PETITE PROSE DU JOUR - NOUVELLE (suite 1).

Ce qu'aimait Solitude, alors que la lumière levée teintait le ciel de grandes balafres couleur d'ivoire, c'était de regarder la danse des grues qui, dans le port, déchargeaient les ballots de marchandises venues d'Afrique. Et ce qu'elle aimait par-dessus tout, voir les navires blancs glisser sur la ligne boueuse du fleuve, pareils à des troncs à la dérive. Tantôt c'était le "Ville de Fès" qui longeait les quais de sa lourde coque d'acier, tantôt le "Ville de Casablanca" avec ses canots pendus comme des grappes au-dessus de ses flancs. Mais celui qu'elle préférait, c'était le "Ville de Tanger" avec sa haute cheminée qui jetait en l'air ses nuages de cendre. Longtemps elle fixait, dans la clameur du jour, les mouvements de fourmis de ses passagers. Et, lorsque la coupée se posait sur la dalle de pierre, elle se perdait dans la foule des touristes, en pensée seulement, habitant chaque corps comme sa demeure propre. Elle regardait la Ville, SA Ville depuis les hublots noirs derrière lesquels les femmes dissimulaient leurs yeux. Elle la regardait depuis les torses musclés et noueux des hommes qui marchaient en chaloupant comme des marins. Elle regardait jusqu'à l'ivresse, emplissant son outre de peau des images du monde.
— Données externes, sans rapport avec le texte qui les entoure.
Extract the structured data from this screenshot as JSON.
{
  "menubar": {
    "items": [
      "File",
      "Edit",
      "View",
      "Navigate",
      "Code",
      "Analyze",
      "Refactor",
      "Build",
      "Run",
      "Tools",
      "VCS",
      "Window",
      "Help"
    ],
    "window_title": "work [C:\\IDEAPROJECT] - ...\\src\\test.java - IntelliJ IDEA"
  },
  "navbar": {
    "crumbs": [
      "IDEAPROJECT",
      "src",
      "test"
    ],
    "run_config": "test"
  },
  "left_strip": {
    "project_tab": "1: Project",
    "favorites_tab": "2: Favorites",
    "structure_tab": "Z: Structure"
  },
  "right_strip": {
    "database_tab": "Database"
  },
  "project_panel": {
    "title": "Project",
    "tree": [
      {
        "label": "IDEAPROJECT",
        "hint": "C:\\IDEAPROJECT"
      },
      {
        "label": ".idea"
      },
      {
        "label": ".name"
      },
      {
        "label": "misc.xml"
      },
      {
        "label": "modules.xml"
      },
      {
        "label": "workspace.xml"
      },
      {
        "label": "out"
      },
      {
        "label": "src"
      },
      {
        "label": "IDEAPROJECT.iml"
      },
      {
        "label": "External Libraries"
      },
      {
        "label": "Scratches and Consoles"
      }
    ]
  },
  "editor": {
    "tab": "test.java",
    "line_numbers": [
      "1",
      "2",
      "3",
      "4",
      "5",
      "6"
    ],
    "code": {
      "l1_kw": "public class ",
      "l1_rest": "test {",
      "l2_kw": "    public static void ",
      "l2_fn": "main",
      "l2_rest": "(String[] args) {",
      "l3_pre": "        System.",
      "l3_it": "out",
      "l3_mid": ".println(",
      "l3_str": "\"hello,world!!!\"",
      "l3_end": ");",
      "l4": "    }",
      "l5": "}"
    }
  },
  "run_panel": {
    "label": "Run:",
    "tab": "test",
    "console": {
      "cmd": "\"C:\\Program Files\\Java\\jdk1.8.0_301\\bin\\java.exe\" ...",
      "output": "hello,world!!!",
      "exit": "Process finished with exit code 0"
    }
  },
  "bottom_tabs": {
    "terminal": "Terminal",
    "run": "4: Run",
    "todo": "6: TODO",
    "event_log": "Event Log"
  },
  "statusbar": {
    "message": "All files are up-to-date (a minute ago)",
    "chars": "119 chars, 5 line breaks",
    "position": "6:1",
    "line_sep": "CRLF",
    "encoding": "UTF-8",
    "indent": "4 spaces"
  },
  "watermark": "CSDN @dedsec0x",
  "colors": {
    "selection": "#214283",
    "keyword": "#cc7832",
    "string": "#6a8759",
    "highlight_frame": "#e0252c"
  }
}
Regardant, elle était aussi regardée par ces Exilés de la Terre qui ne la voyaient qu'à la manière d'une cariatide soutenant le chapiteau de quelque demeure renaissance. Solitude, dans l'en-dehors de soi, devenait transparente, invisible aux autres, impalpable, pure effigie distraite d'elle-même. Immobile sur son banc, seulement entourée des ramures d'air, se sustentant des images comme elle l'aurait fait de plus substantielles nourritures, elle dérivait aux limites du rêve, si près d'une disparition que nul n'aurait pu la décrire.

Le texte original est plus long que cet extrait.